Casey James Miller

Assistant Professor, Anthropology
Department Chair, Sociology & Anthropology
Sociology & Anthropology
484-664-3792

[email protected]


Education

  • Ph.D., Brandeis University
  • M.A., Harvard University
  • B.A., Magdalen College, University of Oxford


Teaching Interests

Anthropology is the study of the human experience in all its diversity. It plays a crucial role in the undergraduate liberal arts setting by empowering students to think more critically about themselves through learning about other cultures. To this end, I offer a range of introductory and advanced cultural anthropology courses on topics including gender and sexuality, queer anthropology, medicine and health, and Chinese culture and society.

As a teacher-scholar of cultural anthropology, my primary goal is to share the rewards and insights of the anthropological perspective with students from a wide range of backgrounds and interests, regardless of whether they go on to major or minor in anthropology. I also encourage students to develop their anthropological skills outside of the classroom by collecting their own original ethnographic data. For example, in my cultural anthropology course, I have students observe gift-giving or ritualistic behaviors and interview subjects concerning their family and kinship systems or beliefs about personhood and the body. Students then select some of the original data they have collected to analyze and present in an essay.

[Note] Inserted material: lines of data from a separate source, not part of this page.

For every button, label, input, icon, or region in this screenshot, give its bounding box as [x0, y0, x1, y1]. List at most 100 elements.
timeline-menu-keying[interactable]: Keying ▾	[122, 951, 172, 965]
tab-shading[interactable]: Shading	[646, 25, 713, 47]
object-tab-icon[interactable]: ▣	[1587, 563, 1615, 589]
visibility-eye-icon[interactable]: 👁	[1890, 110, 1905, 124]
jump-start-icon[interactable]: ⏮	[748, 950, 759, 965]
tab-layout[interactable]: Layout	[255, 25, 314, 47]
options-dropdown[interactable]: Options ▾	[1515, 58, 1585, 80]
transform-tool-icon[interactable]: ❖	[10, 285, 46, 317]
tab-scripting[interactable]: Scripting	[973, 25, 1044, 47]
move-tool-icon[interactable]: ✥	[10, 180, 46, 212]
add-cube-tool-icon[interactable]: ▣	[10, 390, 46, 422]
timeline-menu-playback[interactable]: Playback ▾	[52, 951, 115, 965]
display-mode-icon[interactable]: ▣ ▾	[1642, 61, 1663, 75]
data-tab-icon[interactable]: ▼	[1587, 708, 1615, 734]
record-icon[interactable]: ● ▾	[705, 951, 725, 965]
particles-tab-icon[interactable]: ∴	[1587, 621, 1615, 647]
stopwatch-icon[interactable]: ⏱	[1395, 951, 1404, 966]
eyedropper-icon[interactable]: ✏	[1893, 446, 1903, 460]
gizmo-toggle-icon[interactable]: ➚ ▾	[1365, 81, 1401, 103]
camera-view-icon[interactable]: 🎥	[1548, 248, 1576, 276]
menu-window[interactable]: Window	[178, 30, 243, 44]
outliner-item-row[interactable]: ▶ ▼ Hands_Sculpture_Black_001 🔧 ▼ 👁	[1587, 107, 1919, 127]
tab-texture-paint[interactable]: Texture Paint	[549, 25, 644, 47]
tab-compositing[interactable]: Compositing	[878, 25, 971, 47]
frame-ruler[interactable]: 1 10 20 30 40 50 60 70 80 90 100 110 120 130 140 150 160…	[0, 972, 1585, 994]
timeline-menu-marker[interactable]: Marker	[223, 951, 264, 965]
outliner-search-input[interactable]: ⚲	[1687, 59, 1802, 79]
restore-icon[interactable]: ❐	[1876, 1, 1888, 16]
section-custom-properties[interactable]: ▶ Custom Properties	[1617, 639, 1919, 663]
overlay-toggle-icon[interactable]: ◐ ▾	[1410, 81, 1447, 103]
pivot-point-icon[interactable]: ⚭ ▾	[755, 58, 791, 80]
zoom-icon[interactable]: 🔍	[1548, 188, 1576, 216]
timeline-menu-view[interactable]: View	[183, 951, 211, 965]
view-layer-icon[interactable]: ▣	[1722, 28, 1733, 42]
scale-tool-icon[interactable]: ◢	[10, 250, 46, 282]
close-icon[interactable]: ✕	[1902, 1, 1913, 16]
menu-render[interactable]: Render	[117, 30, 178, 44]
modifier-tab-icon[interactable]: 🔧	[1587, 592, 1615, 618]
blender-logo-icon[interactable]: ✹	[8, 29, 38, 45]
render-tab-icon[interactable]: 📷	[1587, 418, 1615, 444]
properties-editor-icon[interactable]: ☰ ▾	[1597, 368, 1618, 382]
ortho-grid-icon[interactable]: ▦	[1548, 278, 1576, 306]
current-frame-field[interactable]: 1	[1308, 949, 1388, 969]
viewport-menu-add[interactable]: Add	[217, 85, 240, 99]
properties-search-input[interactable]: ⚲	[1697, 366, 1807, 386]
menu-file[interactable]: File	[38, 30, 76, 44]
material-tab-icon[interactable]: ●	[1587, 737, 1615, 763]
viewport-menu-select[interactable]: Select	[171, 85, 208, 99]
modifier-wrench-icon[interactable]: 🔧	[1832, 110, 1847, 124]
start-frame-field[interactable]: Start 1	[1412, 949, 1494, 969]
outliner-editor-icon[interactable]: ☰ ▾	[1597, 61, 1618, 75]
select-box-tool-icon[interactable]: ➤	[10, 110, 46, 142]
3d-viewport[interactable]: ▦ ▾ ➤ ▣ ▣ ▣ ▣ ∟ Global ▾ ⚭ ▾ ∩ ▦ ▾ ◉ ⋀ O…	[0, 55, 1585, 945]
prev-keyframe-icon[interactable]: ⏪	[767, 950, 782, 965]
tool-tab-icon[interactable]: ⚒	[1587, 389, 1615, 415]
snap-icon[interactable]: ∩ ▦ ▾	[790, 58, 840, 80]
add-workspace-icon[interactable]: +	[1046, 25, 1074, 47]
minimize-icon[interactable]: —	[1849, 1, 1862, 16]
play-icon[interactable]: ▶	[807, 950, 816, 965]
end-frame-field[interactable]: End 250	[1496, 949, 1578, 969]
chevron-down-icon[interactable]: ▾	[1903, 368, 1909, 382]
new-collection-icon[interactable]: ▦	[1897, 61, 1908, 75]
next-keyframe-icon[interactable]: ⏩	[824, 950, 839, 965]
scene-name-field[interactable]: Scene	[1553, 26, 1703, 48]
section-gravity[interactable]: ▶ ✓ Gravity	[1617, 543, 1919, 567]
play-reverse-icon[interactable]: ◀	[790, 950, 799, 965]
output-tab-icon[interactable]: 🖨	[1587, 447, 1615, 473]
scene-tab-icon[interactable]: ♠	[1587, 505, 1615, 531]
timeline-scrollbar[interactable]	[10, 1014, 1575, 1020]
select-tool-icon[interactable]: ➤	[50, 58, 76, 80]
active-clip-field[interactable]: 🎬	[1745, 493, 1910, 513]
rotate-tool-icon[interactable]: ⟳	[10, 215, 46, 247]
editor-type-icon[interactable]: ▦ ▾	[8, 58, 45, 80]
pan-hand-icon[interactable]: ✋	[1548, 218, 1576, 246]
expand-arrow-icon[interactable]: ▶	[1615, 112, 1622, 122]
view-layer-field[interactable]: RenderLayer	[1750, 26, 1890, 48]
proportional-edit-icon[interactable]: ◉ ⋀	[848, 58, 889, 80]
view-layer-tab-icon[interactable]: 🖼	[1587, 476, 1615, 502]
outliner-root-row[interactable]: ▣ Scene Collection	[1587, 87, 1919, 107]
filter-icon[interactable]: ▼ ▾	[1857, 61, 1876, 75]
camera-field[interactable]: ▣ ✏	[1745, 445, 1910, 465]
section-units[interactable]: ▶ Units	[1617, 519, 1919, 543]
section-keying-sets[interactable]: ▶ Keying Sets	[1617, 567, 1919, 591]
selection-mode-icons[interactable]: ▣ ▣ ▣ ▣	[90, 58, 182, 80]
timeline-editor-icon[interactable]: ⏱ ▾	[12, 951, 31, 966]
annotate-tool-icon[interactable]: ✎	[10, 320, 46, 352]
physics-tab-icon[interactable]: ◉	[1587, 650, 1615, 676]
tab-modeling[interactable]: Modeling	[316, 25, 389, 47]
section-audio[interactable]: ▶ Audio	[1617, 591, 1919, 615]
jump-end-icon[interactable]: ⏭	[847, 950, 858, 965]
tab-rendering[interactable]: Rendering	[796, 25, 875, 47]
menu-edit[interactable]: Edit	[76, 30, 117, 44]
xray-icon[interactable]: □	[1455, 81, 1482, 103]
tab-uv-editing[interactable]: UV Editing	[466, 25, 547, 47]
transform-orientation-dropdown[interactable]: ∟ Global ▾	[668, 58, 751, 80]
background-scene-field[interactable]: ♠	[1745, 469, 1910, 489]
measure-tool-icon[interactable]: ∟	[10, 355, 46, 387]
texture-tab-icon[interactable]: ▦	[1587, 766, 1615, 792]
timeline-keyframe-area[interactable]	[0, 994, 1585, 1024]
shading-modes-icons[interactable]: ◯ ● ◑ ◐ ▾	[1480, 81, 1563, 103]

Because cultural anthropology is a discipline that has one foot each in the humanities and social sciences, I also incorporate a variety of interdisciplinary texts and perspectives in my teaching. For example, in my Queer China course, I have students read and write about a variety of fictional texts, including poetry, short stories, novels, autobiography, and films, alongside more traditional anthropological ethnographies.


Research, Scholarship or Creative/Artistic Interests

My research to date has examined the intersections of gender, sexuality, health, and civil society in postsocialist urban China. My first book, Inside the Circle: Queer Culture and Activism in Northwest China, forthcoming from Rutgers University Press, is the first book to explore queer (tongzhi 同志) culture and activism in northwest China. Drawing on ethnographic data collected over a decade of fieldwork in urban northwest China from 2007–2019 involving over 70 people from local queer communities, civil society organizations, and government agencies, the book offers a novel, compelling, and intimately personal perspective on Chinese queer culture and activism.

Inside the Circle tells the stories of two courageous and dedicated groups of queer activists in the city of Xi’an: a grassroots gay men’s HIV/AIDS organization called Tong’ai and a lesbian women’s group named UNITE. Taking inspiration from “the circle” (quanzi 圈子), a term used to imagine local, national, and global queer communities, the book shows how everyday people in northwest China are taking part in queer culture and activism while also striving to lead traditionally moral lives in a rapidly changing society. The queer stories in this book broaden our understandings of gender and sexuality in contemporary China and show how taking global queer diversity seriously requires us to de-center Western cultural values, historical experiences, and theoretical perspectives. 

Before the Covid-19 pandemic I also began work on a new project focusing on PFLAG China (Zhongguo Tongxinglian Qinyouhui 中国同性恋亲友会), the largest Chinese queer NGO, which works to help more queer people in China live openly and also to encourage more Chinese parents and families to embrace and support their queer children. I am also involved in projects translating the work of queer Chinese fiction writers into English.